How we use RSS and Blogs at Webmail.us

RSS and blogging are two of the most-hyped buzz words in technology right now. Even if you’re someone like my mom, you’ve most likely heard of the terms “blog” and “blogger” even if you don’t know where or why. To put all of the buzz and hysteria to the side for a minute, I wanted to point out how RSS and blogging have made serious impacts on our business over the past six months. Here are some of the ways we’ve adopted the technologies and some of the resulting impacts they have made:

1. Our press releases are now available via RSS feeds. Now anyone that wants to follow our progress can do so without having to come back to our web site every week. I realize that competitors can do this too, but in all reality, if they’re any good at what they do, I have no doubt they’ll find our news regardless. So why not make it easier for the good guys, right?

2. After reading this post by Brad Feld, we started a Blog Mentions section on our web site, in addition to Press Coverage. There aren’t too many mentions quite yet, but I’m sure this section will grow over time.

3. As a company we have three blogs (all via Typepad). My blog — I’ve been an active blogger for several months now.
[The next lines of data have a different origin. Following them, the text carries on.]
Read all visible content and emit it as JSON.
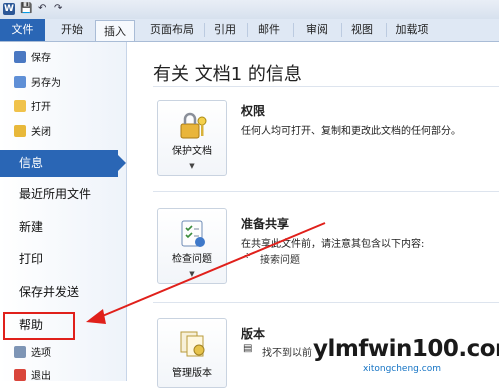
{
  "titlebar": {
    "app_icon": "word-icon",
    "quick_access": [
      "save-icon",
      "undo-icon",
      "redo-icon"
    ]
  },
  "ribbon": {
    "file_tab": "文件",
    "tabs": [
      "开始",
      "插入",
      "页面布局",
      "引用",
      "邮件",
      "审阅",
      "视图",
      "加载项"
    ],
    "active_tab": "插入"
  },
  "nav": {
    "small_items": [
      {
        "label": "保存",
        "icon": "save-icon"
      },
      {
        "label": "另存为",
        "icon": "save-as-icon"
      },
      {
        "label": "打开",
        "icon": "open-folder-icon"
      },
      {
        "label": "关闭",
        "icon": "close-folder-icon"
      }
    ],
    "active_item": "信息",
    "big_items": [
      "最近所用文件",
      "新建",
      "打印",
      "保存并发送",
      "帮助"
    ],
    "bottom_items": [
      {
        "label": "选项",
        "icon": "options-icon"
      },
      {
        "label": "退出",
        "icon": "exit-icon"
      }
    ]
  },
  "main": {
    "title": "有关 文档1 的信息",
    "sections": [
      {
        "button": "保护文档",
        "icon": "lock-key-icon",
        "title": "权限",
        "desc": "任何人均可打开、复制和更改此文档的任何部分。"
      },
      {
        "button": "检查问题",
        "icon": "checklist-icon",
        "title": "准备共享",
        "desc": "在共享此文件前，请注意其包含以下内容:",
        "bullets": [
          "接索问题"
        ]
      },
      {
        "button": "管理版本",
        "icon": "versions-icon",
        "title": "版本",
        "bullets": [
          "找不到以前"
        ]
      }
    ]
  },
  "watermark": {
    "main": "ylmfwin100.com",
    "sub": "xitongcheng.com"
  },
  "colors": {
    "accent": "#2a66b5",
    "highlight_box": "#e0201b",
    "arrow": "#e0201b"
  }
}
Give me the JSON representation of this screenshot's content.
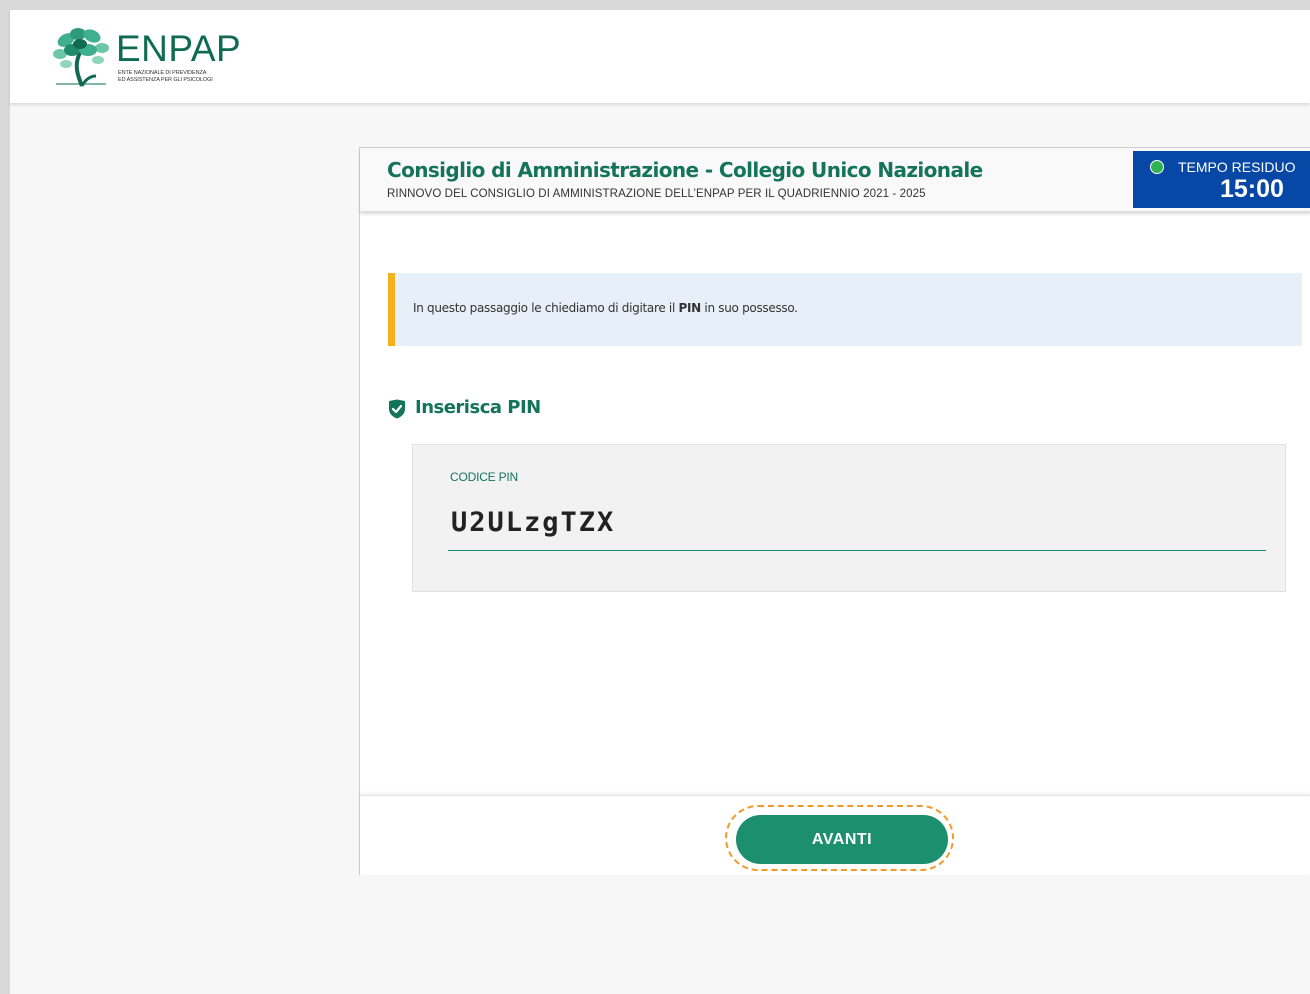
{
  "header": {
    "logo": {
      "title": "ENPAP",
      "subtitle": "ENTE NAZIONALE DI PREVIDENZA\nED ASSISTENZA PER GLI PSICOLOGI",
      "icon": "tree-logo-icon",
      "color": "#0e6b51"
    }
  },
  "card": {
    "title": "Consiglio di Amministrazione - Collegio Unico Nazionale",
    "subtitle": "RINNOVO DEL CONSIGLIO DI AMMINISTRAZIONE DELL’ENPAP PER IL QUADRIENNIO  2021 - 2025",
    "timer": {
      "label": "TEMPO RESIDUO",
      "value": "15:00",
      "status_icon": "status-dot-icon",
      "status_color": "#2fb34f",
      "background": "#0747a6"
    },
    "notice": {
      "text_before": "In questo passaggio le chiediamo di digitare il ",
      "text_bold": "PIN",
      "text_after": " in suo possesso.",
      "accent_color": "#f5b21a"
    },
    "section": {
      "title": "Inserisca PIN",
      "icon": "shield-check-icon"
    },
    "pin_field": {
      "label": "CODICE PIN",
      "value": "U2ULzgTZX"
    },
    "footer": {
      "next_label": "AVANTI"
    }
  },
  "colors": {
    "brand": "#14745a",
    "button": "#1c8f6e",
    "focus_outline": "#f29a28"
  }
}
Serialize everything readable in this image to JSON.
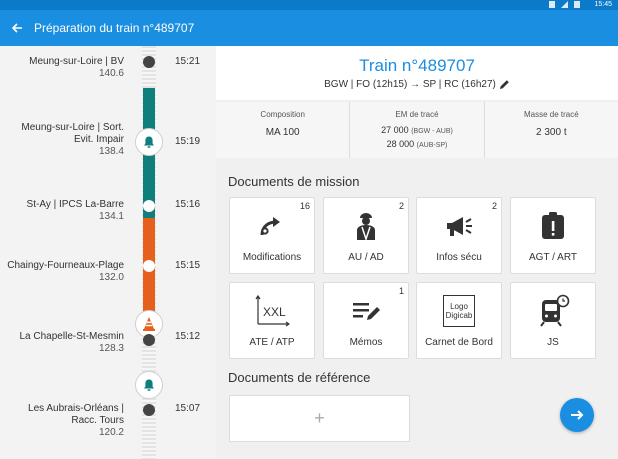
{
  "status_bar": {
    "time": "15:45"
  },
  "app_bar": {
    "title": "Préparation du train n°489707"
  },
  "timeline": {
    "stops": [
      {
        "name": "Meung-sur-Loire | BV",
        "km": "140.6",
        "time": "15:21"
      },
      {
        "name": "Meung-sur-Loire | Sort. Evit. Impair",
        "km": "138.4",
        "time": "15:19"
      },
      {
        "name": "St-Ay | IPCS La-Barre",
        "km": "134.1",
        "time": "15:16"
      },
      {
        "name": "Chaingy-Fourneaux-Plage",
        "km": "132.0",
        "time": "15:15"
      },
      {
        "name": "La Chapelle-St-Mesmin",
        "km": "128.3",
        "time": "15:12"
      },
      {
        "name": "Les Aubrais-Orléans | Racc. Tours",
        "km": "120.2",
        "time": "15:07"
      }
    ],
    "colors": {
      "teal": "#0f7f7c",
      "orange": "#e4601c"
    }
  },
  "train": {
    "title": "Train n°489707",
    "route": "BGW | FO (12h15) → SP | RC (16h27)"
  },
  "info": {
    "composition_label": "Composition",
    "composition_value": "MA 100",
    "em_label": "EM de tracé",
    "em_value_1": "27 000",
    "em_value_1_note": "(BGW - AUB)",
    "em_value_2": "28 000",
    "em_value_2_note": "(AUB-SP)",
    "masse_label": "Masse de tracé",
    "masse_value": "2 300 t"
  },
  "mission_docs": {
    "title": "Documents de mission",
    "tiles": [
      {
        "label": "Modifications",
        "badge": "16",
        "icon": "modifications-icon"
      },
      {
        "label": "AU / AD",
        "badge": "2",
        "icon": "agent-icon"
      },
      {
        "label": "Infos sécu",
        "badge": "2",
        "icon": "megaphone-icon"
      },
      {
        "label": "AGT / ART",
        "badge": "",
        "icon": "alert-badge-icon"
      },
      {
        "label": "ATE / ATP",
        "badge": "",
        "icon": "xxl-icon",
        "icon_text": "XXL"
      },
      {
        "label": "Mémos",
        "badge": "1",
        "icon": "memo-icon"
      },
      {
        "label": "Carnet de Bord",
        "badge": "",
        "icon": "logo-digicab-icon",
        "logo_text_1": "Logo",
        "logo_text_2": "Digicab"
      },
      {
        "label": "JS",
        "badge": "",
        "icon": "train-clock-icon"
      }
    ]
  },
  "reference_docs": {
    "title": "Documents de référence",
    "add_symbol": "+"
  },
  "colors": {
    "primary": "#1a8ee1",
    "status_bar": "#0b7ac9"
  }
}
I’ve had several people contact me after ready my stuff – job seekers, potential partners and the biggest newspaper in the region even put me on the front page for being a blogger – there are some perks to being technology savvy in southwest Virginia. 🙂

4. Our company blog — This is just getting started, but as I mentioned last week, we’re really going to use this to welcome the outside world into our offices. We hope this proves to be a strong communication channel for our current and future customers.

5. Our internal blog — This is a password-protected blog we use for internal communication purposes. This is now how we make internal announcements and post sales tips, product updates, bug fixes, support and pricing information, etc. as well as where we keep our growing list of preferred food and drinks that we store in the office.

6. We now use an internal wiki hosted by JotSpot. They have RSS-enabled their service so that anytime a new change is made to the wiki I can get an RSS feed showing me what was changed (if I want to). Their product is still in beta and improving quickly – something you might want to check out.

7. After seeing this post by Sandy Hamilton at Newsgator, we are now in the process of RSS-enabling our internal sales pipeline management tool. That way when a new business gets added or a new update is made, it will produce a password protected RSS feed for whoever wants to subscribe (i.e. me, my CFO and my sales manager).

8. I personally subscribe to more than 25 RSS feeds that I read daily. Less than 10% of those feeds are from traditional media sources. The others are from Venture Capitalists (hey, there are some smart ones out there), fellow executives, and “bloggers,” who I don’t know what category they fall under. I also have a few search based subscriptions so that any time specific key words are mentioned on the net, I get the feeds. These are set up using Yahoo’s RSS search tools – unfortunately, I don’t see Google doing this yet or else I would use them over Yahoo. Others in the company are starting to get into RSS feeds too. RSS is making us smarter, quicker. That is a good thing.

There are probably a few things I’m forgetting about here, but you get the point. And as you can see above, the ideas for two of our initiatives came from bloggers – that’s pretty neat if you ask me.

As the adoption of RSS and blogging continue to grow, we’re also investigating how certain tools will fit into our product and service portfolio. I don’t think these technologies are going to overrun email by any means, but I do see a lot of potential synergy down the road. If nothing else, this is one exciting industry to be a part of.